18.11.2016, 10:43 Uhr zuletzt aktualisiert vor

Brandursache noch unklar Bonifatius-Hospital Lingen ist wieder im Normalbetrieb

Erleichtert ist Dr. Carsten Börner, Leiter der Zentralen Notaufnahme des Bonifatius-Hospitals Lingen. Einen Tag nach dem Brand eines Blockheizkraftwerkes herrscht in dem vom Qualm betroffenen Bereich wieder Normalbetrieb. Foto: Sven LampeErleichtert ist Dr. Carsten Börner, Leiter der Zentralen Notaufnahme des Bonifatius-Hospitals Lingen. Einen Tag nach dem Brand eines Blockheizkraftwerkes herrscht in dem vom Qualm betroffenen Bereich wieder Normalbetrieb. Foto: Sven Lampe

slx/pm Lingen. Das Bonifatius-Hospital in Lingen ist im Laufe des Freitags wieder in den Normalbetrieb übergegangen. Mit der Freigabe des Haupt-OP‘s ist der Normalbetrieb des Krankenhauses wieder hergestellt“, zitierte das Krankenhaus in einer Mitteilung am Nachmittag Geschäftsführer Martin Diek.

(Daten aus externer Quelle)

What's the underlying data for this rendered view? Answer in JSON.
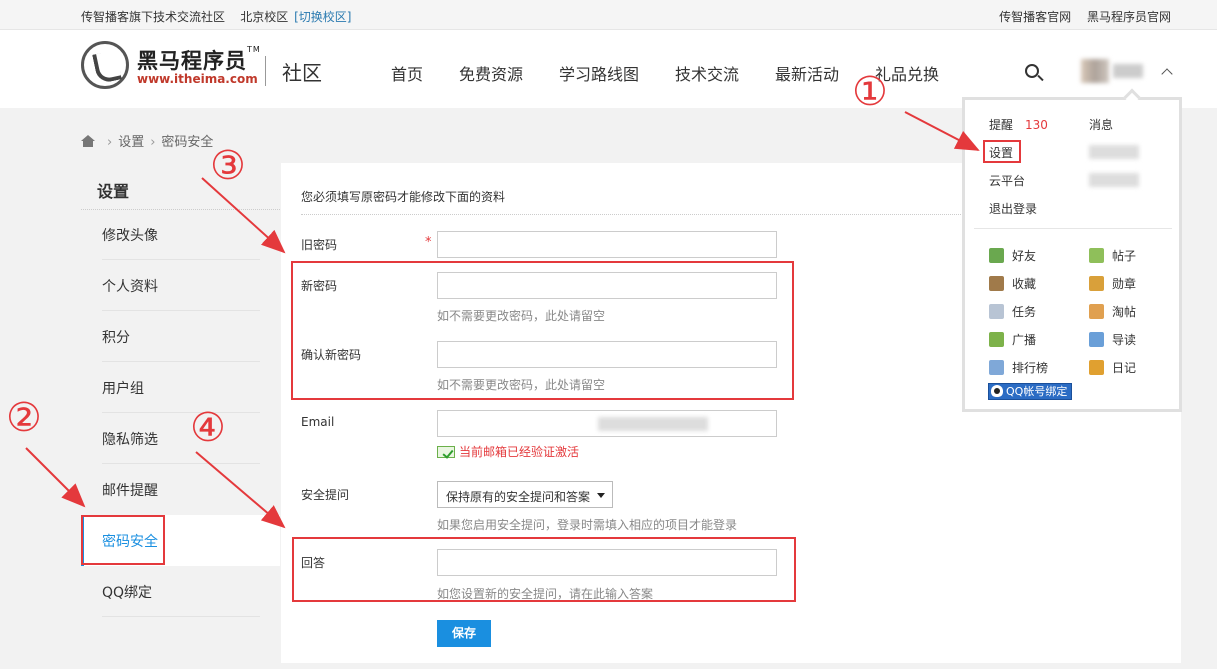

Am Donnerstag hatte der Brand eines Blockheizkraftwerkes im Keller zu einer starken Rauchentwicklung in Teilen des Krankenhauses geführt. Verletzt wurde niemand. Fachleute hatten nach der hygienetechnischen Überprüfung der Lüftungsanlagen einschließlich Partikelmessung durch eine Spezialfirma grünes Licht für die Wiederaufnahme des Operations-Betriebs gegeben. Am Donnerstagabend hatte der ABC-Messtrupp des DRK Bawinkel die betroffenen Bereiche des Krankenhauses untersucht.

Nach der Freigabe wurde auch die Zentrale Notaufnahme des Krankenhauses im Laufe des Tages wieder ohne Einschränkungen bei der Rettungsleitstelle gemeldet. Geschäftsführer Diek weiter: „Wir möchten uns ausdrücklich für das Engagement all derer bedanken, die mit ihrem Einsatz, Fachkenntnis und Besonnenheit den Ernstfall professionell gemeistert haben.“

Die Mitarbeiterschaft, Feuerwehr, Polizei und Rettungskräfte standen permanent im Dialog, wobei die Sicherheit der Patienten nach Angaben des Krankenhauses immer im Fokus stand. Trotz der Herausforderungen sei das Team stets Herr der Lage gewesen. „Ein besonderer Dank gilt den Patienten, die uns und unseren Mitarbeitern großes Verständnis in dieser Situation entgegengebracht haben!“, betonte Diek.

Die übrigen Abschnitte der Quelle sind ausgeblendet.